Выбрать главу

— Его желудочно-кишечным расстройством, — сказал я, все сильнее и сильнее ощущая симптомы этого недуга в моем собственном теле.

— Совершенно верно. Именно механизм этого его переживания и заинтересовал меня настолько, что я вложил средства в эту его экскурсию. Вот что остается столь неясным. Нет ничего явного, если мне дозволено так выразиться, ни в его Цалал, ни в механизмах Цалал, однако Гроссфогель выдвигает, на мой взгляд, увлекательные гипотезы и уточнения со столь подавляющей убежденностью! Но по меньшей мере в одном он ошибается или, возможно, подтасовывает. Я говорю это потому, что он прибегнул к фигуре умолчания, касаясь больницы, где его лечили. В процессе изысканий для моего "Исследования" я изучал подобные места и то, как они управляются. Мне совершенно точно известно, что больница, где лечили Гроссфогеля, — крайне прогнившее медицинское учреждение, абсолютно прогнившее. Все там маскировка и прикрытие самых устрашающих манипуляций, в истинном размахе которых, мне кажется, не отдают себе отчета даже те, кто связан с подобными местами. И дело ни в какой-либо извращенности или злонамеренности. Просто развивается своего рода тайный сговор, зловредный альянс между определенными людьми и местами. Они в союзе с… Если бы вы могли прочесть мое "Исследование", вы бы знали, с какого рода кошмаром Гроссфогель соприкоснулся в этой больнице, в месте, смердящем кошмарами. Только в подобном месте мог Гроссфогель столкнуться с этими кошмарными сознаниями, о которых он распространяется в своих бесчисленных брошюрах и которые изображает в своей серии скульптур Цалал, утверждая, что они не плод его сознания или воображения, души или личности, но плод того, что он видит своим телом и органами физических чувств — этой тени, этой тьмы. Сознание и все прочее, душа и все прочее — всего лишь маскировка, сфабрикованная маскировка, как говорит Гроссфогель. Они то, что нельзя увидеть телом, нельзя воспринять ни единым органом физических чувств. Ибо на самом деле они несуществующие прикрытия, маски, личины для того, что активизирует наши тела способом, какой объяснил Гроссфогель, активизирует их и использует для получения благоденствия, которое ей нужно. Они творения: собственно говоря, художественные творения самого Цалал. О, невозможно объяснить вам это изустно. Я хотел бы, чтобы вы прочли мое "Исследование". Оно объяснило бы все, совлекло бы покров со всего. Но как вы можете прочесть то, что никогда не было написано?

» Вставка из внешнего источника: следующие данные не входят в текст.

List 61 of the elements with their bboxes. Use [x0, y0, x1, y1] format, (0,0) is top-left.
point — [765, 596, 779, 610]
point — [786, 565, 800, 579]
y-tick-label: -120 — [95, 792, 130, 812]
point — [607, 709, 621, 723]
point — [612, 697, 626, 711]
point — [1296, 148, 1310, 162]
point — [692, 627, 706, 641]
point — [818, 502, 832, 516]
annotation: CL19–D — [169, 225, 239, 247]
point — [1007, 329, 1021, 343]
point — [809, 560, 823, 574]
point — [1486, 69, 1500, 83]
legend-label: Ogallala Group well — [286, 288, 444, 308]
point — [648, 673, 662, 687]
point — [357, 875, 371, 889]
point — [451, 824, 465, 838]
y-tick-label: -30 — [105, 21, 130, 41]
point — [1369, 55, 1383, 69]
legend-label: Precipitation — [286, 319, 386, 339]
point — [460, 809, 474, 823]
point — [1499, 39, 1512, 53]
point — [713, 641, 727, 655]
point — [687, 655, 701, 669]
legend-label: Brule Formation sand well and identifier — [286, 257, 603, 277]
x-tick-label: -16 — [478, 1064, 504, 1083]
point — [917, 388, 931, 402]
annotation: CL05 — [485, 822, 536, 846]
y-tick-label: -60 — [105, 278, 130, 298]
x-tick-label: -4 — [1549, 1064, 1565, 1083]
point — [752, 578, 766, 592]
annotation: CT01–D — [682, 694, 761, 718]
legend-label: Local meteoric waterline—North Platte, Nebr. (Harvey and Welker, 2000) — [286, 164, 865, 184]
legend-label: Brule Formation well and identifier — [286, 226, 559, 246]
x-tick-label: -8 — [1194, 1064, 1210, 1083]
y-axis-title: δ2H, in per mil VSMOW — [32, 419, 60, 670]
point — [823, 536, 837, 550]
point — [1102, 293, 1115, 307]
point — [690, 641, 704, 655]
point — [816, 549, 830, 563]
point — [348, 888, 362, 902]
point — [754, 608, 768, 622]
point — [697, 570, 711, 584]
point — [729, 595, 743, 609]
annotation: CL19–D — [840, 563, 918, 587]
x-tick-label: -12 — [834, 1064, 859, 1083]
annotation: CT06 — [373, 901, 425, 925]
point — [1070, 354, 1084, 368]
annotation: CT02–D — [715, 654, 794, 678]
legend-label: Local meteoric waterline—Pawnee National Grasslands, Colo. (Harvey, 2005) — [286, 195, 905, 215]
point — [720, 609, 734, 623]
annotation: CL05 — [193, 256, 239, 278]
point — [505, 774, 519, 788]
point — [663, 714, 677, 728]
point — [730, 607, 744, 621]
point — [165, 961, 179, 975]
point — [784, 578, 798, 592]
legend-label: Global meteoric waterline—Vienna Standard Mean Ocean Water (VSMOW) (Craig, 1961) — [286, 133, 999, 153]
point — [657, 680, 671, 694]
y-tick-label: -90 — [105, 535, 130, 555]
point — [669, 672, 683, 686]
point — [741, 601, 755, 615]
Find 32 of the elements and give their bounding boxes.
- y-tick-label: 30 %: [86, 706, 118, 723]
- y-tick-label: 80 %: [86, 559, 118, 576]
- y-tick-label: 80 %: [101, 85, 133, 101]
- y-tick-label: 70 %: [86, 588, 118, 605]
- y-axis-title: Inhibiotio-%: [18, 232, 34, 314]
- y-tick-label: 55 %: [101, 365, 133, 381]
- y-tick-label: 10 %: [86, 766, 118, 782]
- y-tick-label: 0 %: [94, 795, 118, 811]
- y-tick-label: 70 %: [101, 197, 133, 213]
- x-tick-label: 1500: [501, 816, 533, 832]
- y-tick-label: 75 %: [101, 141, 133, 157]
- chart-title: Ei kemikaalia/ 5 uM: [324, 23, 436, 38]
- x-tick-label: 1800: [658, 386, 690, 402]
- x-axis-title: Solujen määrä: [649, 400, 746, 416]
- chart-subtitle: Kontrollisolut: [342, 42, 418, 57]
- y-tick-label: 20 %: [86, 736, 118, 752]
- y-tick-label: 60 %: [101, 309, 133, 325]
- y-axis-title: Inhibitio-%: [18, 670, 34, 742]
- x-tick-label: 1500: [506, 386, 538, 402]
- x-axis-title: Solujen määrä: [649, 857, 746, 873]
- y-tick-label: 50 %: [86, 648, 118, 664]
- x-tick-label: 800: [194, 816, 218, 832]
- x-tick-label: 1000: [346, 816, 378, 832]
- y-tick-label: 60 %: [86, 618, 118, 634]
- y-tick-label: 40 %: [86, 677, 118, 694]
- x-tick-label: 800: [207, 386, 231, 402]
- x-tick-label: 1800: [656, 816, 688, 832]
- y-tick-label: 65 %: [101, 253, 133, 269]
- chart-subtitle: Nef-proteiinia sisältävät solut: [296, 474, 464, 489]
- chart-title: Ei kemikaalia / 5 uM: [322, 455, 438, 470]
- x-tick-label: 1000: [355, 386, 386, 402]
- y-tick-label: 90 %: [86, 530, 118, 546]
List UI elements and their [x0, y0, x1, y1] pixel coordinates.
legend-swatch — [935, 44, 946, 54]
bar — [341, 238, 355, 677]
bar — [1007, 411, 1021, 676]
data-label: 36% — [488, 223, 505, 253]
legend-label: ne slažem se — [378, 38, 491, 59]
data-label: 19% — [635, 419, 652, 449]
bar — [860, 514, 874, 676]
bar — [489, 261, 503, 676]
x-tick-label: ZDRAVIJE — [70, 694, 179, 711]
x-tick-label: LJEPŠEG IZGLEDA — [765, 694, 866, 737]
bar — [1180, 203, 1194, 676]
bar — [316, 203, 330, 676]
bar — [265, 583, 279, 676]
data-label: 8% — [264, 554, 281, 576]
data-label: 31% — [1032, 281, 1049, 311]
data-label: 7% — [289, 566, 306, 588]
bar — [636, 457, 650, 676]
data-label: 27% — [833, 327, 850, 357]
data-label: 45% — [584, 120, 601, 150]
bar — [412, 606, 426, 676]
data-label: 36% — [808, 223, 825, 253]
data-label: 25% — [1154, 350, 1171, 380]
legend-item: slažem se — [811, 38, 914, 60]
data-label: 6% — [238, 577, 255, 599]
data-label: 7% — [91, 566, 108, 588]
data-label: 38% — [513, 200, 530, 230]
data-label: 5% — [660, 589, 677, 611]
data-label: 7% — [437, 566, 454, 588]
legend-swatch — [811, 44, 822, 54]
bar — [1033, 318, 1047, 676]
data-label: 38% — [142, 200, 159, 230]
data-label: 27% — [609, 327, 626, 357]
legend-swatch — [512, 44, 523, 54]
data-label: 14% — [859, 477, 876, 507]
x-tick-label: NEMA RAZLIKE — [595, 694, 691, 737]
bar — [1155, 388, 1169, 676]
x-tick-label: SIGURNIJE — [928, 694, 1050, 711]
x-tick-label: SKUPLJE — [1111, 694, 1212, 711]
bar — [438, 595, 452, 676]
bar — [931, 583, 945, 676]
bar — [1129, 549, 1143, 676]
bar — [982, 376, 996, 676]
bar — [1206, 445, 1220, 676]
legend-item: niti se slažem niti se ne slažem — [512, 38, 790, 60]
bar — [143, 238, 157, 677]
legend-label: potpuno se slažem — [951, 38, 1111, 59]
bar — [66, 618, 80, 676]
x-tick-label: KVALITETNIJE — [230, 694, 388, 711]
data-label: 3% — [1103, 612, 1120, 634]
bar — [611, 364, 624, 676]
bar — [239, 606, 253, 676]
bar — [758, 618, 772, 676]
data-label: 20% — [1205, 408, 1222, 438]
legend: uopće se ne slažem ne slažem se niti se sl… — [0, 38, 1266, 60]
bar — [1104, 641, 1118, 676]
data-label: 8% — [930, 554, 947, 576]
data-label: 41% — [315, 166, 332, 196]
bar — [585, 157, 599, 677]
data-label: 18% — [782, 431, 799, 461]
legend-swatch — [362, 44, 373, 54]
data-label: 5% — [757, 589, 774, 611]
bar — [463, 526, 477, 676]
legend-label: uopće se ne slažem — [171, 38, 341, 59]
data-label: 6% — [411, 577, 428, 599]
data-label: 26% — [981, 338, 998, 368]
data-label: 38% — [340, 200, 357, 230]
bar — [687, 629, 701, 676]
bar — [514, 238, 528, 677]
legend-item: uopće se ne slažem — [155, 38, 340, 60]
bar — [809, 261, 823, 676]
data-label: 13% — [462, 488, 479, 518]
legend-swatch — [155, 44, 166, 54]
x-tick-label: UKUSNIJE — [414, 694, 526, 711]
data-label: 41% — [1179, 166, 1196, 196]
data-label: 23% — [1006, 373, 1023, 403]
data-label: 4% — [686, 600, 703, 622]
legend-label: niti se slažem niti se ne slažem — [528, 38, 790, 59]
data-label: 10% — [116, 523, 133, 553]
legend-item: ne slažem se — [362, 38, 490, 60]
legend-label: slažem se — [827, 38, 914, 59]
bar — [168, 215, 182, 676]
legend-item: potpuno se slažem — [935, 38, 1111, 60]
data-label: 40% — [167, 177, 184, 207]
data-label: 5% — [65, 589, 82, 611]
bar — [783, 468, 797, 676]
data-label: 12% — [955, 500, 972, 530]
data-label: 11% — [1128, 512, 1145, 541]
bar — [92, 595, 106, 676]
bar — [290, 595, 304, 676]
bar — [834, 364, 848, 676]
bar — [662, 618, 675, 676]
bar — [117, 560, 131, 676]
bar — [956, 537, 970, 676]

— Не было написано? — осведомился я. — Почему оно не было написано?

— Почему? — сказал он, умолк на секунду и сморщился от боли. — Ответ это именно то, что Гроссфогель проповедовал и в своих брошюрах, и в своих публичных выступлениях. Вся его доктрина — если ее можно назвать так, если вообще возможно что-либо подобное в каком бы то ни было смысле — опирается на несуществование, на воображаемую природу всего, чем мы себя считаем. Вопреки его попыткам выразить произошедшее с ним, он не может не знать, что нет слов, способных объяснить подобное. Слова — это полнейшее затемнение того самого фундаментального факта существования, того самого заговора против человечества, которые мог бы осветить мой трактат. Гроссфогель испытал на себе квинтэссенцию этого заговора — или, во всяком случае, он утверждает, будто испытал ее. Слова — всего лишь маскировка этого заговора. Они — конечное средство для маскировки, конечное художественное произведение этой тени, этой тьмы — ее конечная художественная маскировка. Поскольку существуют слова, мы полагаем, будто существует сознание, будто существует нечто вроде души или личности. Просто еще один из бесконечных покровов этой маскировки! Но нет сознания, которое могло бы написать "Исследование заговора против человечества", не существует сознания, которое могло бы написать такую книгу, как и сознания, которое могло бы ее прочесть. Нет никого, кто мог бы сказать хоть что-то про этот самый фундаментальный факт существования, никого, кто мог бы сообщить об этой реальности. И нет никого, кому бы можно было когда-либо сообщить про нее.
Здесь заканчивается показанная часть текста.